Carrot Ginger Soup

  1. 6 tablespoons unsalted butter
  2. 1 large yellow onion, chopped
  3. 1/4 cup peeled grated fresh ginger
  4. 3 cloves garlic, minced
  5. 7 cups vegetable stock or chicken stock
  6. 1 cup dry white wine
  7. 1-1/2 pounds carrots, peeled and cut into 1/2-inch pieces
  8. 2 tablespoons fresh lemon juice
  9. 1/4 teaspoon curry powder
  10. salt to taste
  11. fresh ground black pepper to taste
  1. FOR GARNISH
  2. plain yogurt or heavy cream
  3. snipped chives
  4. chopped parsley
  5. Preparation

In the pot, melt the butter over medium heat. Add the onion, ginger, and garlic and cook for 15 to 20 minutes, stirring frequently.

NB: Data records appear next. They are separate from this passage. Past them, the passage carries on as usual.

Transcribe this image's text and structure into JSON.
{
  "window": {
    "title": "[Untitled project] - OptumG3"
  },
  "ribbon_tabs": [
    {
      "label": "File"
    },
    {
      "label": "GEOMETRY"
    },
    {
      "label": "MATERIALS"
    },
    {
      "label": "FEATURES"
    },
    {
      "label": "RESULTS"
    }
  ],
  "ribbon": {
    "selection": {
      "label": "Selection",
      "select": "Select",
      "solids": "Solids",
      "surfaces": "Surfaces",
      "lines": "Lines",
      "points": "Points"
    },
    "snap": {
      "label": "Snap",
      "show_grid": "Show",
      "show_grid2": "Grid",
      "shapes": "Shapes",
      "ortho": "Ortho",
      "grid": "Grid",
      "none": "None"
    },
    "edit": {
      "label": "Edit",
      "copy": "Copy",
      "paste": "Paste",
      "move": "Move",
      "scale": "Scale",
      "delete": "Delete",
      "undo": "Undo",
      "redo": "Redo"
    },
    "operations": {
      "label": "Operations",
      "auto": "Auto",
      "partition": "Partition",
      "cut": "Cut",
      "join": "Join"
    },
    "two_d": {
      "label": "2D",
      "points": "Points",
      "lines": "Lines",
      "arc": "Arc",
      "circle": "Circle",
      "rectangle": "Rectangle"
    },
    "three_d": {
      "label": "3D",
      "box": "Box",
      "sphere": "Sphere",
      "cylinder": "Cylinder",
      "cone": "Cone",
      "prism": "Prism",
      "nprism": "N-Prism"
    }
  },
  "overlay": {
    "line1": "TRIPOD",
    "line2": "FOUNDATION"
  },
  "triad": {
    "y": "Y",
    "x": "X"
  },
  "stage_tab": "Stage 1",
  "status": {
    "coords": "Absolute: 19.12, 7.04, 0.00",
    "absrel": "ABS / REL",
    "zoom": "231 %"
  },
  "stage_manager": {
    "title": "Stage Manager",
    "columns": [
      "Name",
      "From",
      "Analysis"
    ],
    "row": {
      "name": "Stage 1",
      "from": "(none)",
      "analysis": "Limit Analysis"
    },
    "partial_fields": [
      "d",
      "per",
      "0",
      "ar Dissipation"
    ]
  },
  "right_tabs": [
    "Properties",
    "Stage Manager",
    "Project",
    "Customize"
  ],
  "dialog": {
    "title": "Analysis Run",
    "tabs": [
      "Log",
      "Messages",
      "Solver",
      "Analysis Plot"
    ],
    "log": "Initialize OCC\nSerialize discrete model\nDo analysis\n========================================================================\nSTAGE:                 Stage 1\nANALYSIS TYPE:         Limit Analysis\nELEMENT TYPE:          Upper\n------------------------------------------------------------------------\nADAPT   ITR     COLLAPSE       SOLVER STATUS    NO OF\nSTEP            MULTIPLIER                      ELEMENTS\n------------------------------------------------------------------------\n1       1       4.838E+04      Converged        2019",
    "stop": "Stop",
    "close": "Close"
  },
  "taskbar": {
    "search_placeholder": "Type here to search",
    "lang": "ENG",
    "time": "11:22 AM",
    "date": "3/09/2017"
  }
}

Add the stock, wine, and carrots. Bring the mixture to a boil over high heat. Reduce the heat to medium and simmer uncovered about 45 minutes, until the carrots are very tender. Puree the soup in the pot using the immersion blender or use a regular blender. If using a regular blender you may have to do it in batches. Season with the lemon juice and curry powder. Add salt and pepper to taste. Ladle into bowls and swirl in a spoonful of yogurt or cream. Top with a sprinkle of chives or parsley and serve.